Chuvashcinema
- Native name: Чувашкино / Чăвашкино
- Company type: State-owned film studio
- Industry: Film production, film distribution
- Founded: 22 June 1926
- Founder: Ioakim Maksimov-Koshkinsky
- Defunct: April 2022
- Fate: Merged with the State Archive of Contemporary History of the Chuvash Republic
- Headquarters: Cheboksary, Soviet Union (now Russia)
- Products: Feature films, documentary films
- Parent: Government of the Chuvash Republic

= Chuvashcinema =

Chuvash and Russian cinema company

Chuvashcinema or Chuvashkino (Чувашкино, Чăвашкино) was a Chuvash and Russian cinema company that manufactured, purchased, stored, and rented art and documentary films.

==History==
The cinema company was based on June 22, 1926, in Cheboksary (Chuvash ASSR) by the director, a scriptwriter, the actor, the Honored worker of arts of the Russian Federation, the National actor of the Chuvash Republic Ioakim Maksimov-Koshkinsky.

During its existence, the studio has released 6 artistic and tens of documentary films.
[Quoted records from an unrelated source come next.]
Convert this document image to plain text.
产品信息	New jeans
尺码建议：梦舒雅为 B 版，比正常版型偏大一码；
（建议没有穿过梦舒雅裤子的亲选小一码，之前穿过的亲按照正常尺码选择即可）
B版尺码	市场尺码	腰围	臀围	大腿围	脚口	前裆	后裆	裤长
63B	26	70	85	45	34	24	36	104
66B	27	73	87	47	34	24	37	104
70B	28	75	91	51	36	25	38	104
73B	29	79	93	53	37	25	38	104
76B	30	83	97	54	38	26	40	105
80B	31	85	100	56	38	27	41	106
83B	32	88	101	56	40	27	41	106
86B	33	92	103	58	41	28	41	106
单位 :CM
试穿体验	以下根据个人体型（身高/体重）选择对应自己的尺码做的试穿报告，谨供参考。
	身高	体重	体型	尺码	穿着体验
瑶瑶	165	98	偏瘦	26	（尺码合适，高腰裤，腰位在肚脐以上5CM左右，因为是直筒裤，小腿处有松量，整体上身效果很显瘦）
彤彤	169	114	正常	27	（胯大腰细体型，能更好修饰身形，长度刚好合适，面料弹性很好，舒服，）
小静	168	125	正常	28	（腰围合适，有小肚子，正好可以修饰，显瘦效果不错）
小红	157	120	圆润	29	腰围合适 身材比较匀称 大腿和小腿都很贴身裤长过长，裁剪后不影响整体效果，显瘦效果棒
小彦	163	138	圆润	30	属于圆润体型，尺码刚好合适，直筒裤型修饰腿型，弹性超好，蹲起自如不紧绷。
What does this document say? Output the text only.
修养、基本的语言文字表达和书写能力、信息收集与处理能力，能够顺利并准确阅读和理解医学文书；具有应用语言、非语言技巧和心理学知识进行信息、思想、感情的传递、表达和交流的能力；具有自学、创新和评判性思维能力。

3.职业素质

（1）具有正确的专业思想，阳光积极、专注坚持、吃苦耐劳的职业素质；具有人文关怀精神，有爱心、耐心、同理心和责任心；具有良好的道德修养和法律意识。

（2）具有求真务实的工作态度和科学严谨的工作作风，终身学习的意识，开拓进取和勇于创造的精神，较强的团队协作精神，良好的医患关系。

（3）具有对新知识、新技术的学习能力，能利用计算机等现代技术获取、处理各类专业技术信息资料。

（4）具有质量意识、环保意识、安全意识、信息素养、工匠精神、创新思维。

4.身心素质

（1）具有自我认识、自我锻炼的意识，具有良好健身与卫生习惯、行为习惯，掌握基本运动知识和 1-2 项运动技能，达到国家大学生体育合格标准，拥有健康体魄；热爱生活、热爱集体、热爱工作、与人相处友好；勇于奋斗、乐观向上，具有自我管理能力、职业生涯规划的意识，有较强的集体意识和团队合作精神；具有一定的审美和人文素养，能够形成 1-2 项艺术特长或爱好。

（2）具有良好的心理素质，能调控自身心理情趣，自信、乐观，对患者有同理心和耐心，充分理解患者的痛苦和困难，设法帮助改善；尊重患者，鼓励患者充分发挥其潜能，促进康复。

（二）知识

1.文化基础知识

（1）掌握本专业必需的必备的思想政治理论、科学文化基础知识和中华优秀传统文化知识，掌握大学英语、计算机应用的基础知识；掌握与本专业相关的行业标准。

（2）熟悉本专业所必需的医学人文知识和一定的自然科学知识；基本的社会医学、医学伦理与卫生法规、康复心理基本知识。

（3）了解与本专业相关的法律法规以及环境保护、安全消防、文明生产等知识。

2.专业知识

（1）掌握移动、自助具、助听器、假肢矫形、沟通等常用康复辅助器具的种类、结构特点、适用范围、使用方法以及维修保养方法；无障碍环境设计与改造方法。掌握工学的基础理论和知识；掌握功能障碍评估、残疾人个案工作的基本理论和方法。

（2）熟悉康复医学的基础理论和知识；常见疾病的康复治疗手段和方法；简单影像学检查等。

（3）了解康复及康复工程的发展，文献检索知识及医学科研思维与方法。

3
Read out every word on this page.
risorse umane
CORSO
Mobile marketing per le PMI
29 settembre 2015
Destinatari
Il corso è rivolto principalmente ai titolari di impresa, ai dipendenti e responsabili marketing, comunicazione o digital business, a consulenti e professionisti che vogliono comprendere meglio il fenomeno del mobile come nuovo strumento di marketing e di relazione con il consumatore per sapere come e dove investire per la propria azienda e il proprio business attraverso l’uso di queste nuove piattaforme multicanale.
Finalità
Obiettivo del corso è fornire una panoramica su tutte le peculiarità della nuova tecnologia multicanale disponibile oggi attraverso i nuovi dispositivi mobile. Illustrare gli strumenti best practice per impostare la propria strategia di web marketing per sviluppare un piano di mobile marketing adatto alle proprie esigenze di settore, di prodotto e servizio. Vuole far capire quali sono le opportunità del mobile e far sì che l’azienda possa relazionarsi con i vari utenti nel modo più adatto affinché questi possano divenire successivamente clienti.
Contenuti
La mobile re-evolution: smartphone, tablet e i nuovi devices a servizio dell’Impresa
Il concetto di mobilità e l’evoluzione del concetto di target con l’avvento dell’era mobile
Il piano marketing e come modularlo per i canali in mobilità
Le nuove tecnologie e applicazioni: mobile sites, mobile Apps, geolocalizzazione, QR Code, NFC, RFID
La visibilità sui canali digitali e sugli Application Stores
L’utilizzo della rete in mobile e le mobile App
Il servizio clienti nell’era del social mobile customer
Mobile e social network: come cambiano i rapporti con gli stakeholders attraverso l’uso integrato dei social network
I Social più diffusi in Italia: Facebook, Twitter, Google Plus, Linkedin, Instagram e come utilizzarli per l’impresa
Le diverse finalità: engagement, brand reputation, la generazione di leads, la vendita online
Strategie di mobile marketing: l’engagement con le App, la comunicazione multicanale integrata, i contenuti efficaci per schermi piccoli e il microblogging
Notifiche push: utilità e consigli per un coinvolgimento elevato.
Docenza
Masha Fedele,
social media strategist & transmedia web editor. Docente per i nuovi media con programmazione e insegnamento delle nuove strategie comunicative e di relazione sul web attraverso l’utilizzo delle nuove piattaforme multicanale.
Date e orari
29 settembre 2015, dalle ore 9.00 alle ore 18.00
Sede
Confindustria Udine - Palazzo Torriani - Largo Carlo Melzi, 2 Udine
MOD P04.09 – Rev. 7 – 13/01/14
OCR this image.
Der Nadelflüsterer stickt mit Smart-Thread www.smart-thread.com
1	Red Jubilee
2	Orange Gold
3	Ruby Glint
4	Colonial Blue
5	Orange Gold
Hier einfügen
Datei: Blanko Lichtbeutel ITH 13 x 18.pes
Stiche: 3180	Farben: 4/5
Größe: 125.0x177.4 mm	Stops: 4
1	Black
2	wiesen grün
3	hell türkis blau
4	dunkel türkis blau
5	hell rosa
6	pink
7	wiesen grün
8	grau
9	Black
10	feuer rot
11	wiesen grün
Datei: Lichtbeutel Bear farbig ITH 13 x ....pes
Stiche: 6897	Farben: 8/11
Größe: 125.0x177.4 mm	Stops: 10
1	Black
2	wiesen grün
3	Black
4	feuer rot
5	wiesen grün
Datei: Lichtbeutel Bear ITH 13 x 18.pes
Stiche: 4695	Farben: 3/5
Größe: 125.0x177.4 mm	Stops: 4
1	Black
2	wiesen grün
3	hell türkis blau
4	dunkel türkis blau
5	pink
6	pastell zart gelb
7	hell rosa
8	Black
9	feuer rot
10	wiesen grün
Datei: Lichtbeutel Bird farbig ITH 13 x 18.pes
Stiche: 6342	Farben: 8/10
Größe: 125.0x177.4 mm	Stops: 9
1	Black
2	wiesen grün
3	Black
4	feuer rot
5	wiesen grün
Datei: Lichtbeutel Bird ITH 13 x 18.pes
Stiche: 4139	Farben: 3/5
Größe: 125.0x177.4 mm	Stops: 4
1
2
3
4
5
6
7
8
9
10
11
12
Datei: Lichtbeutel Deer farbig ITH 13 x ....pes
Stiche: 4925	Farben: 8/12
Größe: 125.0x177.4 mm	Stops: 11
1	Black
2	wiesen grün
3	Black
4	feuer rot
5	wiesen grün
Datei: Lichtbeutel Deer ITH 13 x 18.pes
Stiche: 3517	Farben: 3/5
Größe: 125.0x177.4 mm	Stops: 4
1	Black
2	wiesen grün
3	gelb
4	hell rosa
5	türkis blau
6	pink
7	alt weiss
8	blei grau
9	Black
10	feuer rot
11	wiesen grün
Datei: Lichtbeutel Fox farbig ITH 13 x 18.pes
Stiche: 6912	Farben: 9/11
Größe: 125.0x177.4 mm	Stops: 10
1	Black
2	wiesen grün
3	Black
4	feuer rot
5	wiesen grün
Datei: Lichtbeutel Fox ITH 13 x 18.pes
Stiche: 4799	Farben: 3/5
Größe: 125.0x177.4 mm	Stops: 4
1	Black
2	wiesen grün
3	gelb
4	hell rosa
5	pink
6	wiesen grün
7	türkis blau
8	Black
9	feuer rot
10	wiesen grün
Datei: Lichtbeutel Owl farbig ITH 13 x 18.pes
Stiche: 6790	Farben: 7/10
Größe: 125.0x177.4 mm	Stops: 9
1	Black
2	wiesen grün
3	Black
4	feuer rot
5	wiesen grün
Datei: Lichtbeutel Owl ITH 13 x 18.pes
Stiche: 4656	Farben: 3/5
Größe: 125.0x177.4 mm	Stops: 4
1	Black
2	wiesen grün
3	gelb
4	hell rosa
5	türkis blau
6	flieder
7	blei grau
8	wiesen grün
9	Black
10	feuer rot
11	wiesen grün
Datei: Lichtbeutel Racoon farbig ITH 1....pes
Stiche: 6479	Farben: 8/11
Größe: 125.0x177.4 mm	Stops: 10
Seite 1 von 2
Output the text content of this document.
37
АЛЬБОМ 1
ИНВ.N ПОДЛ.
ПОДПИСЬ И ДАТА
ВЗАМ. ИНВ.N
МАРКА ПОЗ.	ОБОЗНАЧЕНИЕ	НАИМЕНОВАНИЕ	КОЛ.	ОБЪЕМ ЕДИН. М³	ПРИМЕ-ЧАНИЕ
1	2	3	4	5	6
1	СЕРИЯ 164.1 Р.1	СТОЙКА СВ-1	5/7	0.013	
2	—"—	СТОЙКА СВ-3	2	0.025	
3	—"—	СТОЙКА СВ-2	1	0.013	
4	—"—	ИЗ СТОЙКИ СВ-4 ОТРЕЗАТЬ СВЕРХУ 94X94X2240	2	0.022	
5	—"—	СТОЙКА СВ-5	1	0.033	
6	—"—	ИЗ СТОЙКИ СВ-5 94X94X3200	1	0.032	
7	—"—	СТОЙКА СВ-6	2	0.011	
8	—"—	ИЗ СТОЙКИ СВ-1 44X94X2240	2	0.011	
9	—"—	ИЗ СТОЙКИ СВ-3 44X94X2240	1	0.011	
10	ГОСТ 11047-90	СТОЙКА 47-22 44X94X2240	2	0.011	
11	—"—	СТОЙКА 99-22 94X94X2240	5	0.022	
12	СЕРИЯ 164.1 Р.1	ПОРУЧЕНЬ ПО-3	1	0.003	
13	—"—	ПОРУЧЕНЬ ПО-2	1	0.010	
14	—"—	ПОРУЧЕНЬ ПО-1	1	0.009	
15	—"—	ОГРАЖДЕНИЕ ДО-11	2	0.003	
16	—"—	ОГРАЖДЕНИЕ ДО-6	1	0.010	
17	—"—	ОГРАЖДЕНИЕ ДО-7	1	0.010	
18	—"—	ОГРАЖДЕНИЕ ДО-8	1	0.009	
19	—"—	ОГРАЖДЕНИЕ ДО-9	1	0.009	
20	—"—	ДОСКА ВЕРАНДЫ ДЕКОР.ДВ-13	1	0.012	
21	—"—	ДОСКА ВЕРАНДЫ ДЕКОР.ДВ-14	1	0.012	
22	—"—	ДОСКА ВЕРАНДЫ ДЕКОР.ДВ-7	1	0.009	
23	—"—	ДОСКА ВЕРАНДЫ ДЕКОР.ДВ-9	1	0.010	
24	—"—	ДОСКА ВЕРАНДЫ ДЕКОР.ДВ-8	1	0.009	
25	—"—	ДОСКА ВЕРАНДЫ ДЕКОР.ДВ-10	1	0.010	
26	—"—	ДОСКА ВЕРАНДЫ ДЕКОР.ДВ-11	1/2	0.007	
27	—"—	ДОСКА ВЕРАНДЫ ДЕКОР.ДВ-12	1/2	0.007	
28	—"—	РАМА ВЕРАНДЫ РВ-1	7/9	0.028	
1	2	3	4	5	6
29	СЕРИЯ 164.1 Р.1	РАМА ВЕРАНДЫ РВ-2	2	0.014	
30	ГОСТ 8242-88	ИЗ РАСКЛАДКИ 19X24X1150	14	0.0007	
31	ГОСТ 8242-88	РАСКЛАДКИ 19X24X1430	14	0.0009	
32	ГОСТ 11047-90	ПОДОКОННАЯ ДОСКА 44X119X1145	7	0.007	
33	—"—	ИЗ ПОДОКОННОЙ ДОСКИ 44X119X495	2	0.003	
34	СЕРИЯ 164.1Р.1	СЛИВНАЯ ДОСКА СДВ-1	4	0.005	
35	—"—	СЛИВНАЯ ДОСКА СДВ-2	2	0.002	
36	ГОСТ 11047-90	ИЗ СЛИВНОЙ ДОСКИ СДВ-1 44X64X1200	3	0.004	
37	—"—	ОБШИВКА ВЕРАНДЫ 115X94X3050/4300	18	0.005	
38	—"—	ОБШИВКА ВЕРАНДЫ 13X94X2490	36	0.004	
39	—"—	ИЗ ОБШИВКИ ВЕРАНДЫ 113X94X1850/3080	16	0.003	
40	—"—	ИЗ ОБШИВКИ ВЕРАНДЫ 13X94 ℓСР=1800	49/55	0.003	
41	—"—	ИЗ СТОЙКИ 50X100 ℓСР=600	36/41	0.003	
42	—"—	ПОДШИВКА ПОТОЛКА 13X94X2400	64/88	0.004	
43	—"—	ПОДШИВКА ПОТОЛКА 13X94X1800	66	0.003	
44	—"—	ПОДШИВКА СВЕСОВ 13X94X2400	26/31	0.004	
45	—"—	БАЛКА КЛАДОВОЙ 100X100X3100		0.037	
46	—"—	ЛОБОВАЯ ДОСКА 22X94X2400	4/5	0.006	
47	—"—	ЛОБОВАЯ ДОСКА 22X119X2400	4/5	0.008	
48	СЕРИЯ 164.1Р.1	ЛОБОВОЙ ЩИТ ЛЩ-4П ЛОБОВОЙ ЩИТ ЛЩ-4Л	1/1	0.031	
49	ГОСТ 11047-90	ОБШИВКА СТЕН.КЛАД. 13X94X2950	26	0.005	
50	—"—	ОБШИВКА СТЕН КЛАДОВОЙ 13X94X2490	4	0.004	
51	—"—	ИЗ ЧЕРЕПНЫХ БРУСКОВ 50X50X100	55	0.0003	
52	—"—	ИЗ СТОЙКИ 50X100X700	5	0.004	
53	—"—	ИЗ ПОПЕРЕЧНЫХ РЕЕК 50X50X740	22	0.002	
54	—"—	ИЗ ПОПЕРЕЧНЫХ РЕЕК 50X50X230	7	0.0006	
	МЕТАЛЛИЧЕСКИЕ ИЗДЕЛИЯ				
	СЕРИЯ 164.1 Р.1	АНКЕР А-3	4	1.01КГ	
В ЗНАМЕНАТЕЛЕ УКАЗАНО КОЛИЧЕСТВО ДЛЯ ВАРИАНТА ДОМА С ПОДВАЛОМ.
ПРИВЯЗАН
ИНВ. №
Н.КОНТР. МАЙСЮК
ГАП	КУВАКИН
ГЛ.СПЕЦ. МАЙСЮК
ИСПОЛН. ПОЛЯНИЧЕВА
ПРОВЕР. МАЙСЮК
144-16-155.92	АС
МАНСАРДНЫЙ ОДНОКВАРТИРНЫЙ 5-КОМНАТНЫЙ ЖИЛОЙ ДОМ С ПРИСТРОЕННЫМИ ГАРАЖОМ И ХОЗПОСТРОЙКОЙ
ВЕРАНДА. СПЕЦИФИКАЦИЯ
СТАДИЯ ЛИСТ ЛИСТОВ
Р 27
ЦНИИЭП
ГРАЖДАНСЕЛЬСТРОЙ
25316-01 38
The first feature film was Volga rebels, released in 1926. Then the studio mostly focused on the production of documentary films. The organization changed its status and name multiple times and was solely engaged in distribution activities.

From 2018 to 2022, the Chuvashcinema studio worked on the production of thematic educational films that became part of the Legendary People (Люди-легенды) series. The movie highlighted the lives and achievements of prominent individuals who made significant contributions to the development of Chuvashia.

In November 2020, a criminal case was opened against the former director of Chuvashcinema, Andrei Abdyushov. The reason was that out of 29 films produced by the studio, only one was created by Chuvashcinema itself, while the other 28 were made by contracted organizations through outsourcing. At the same time, since 2017, a total of 104 million rubles from various levels of the state budget have been allocated for the maintenance and strengthening of the studio's technical infrastructure.

==Current status==
In April 2022, the Cabinet of Ministers of the Chuvash Republic decided to liquidate the State Film Studio "Chuvashcinema" and the Archive of Electronic Documentation by merging them with the State Archive of Contemporary History of the Chuvash Republic. The functions of Chuvashcinema related to the development of cinematography were transferred to the Chuvash National Broadcasting Company.

Chuvashcinema archives included a number of art-publicistic tapes created together with the Kazan studio.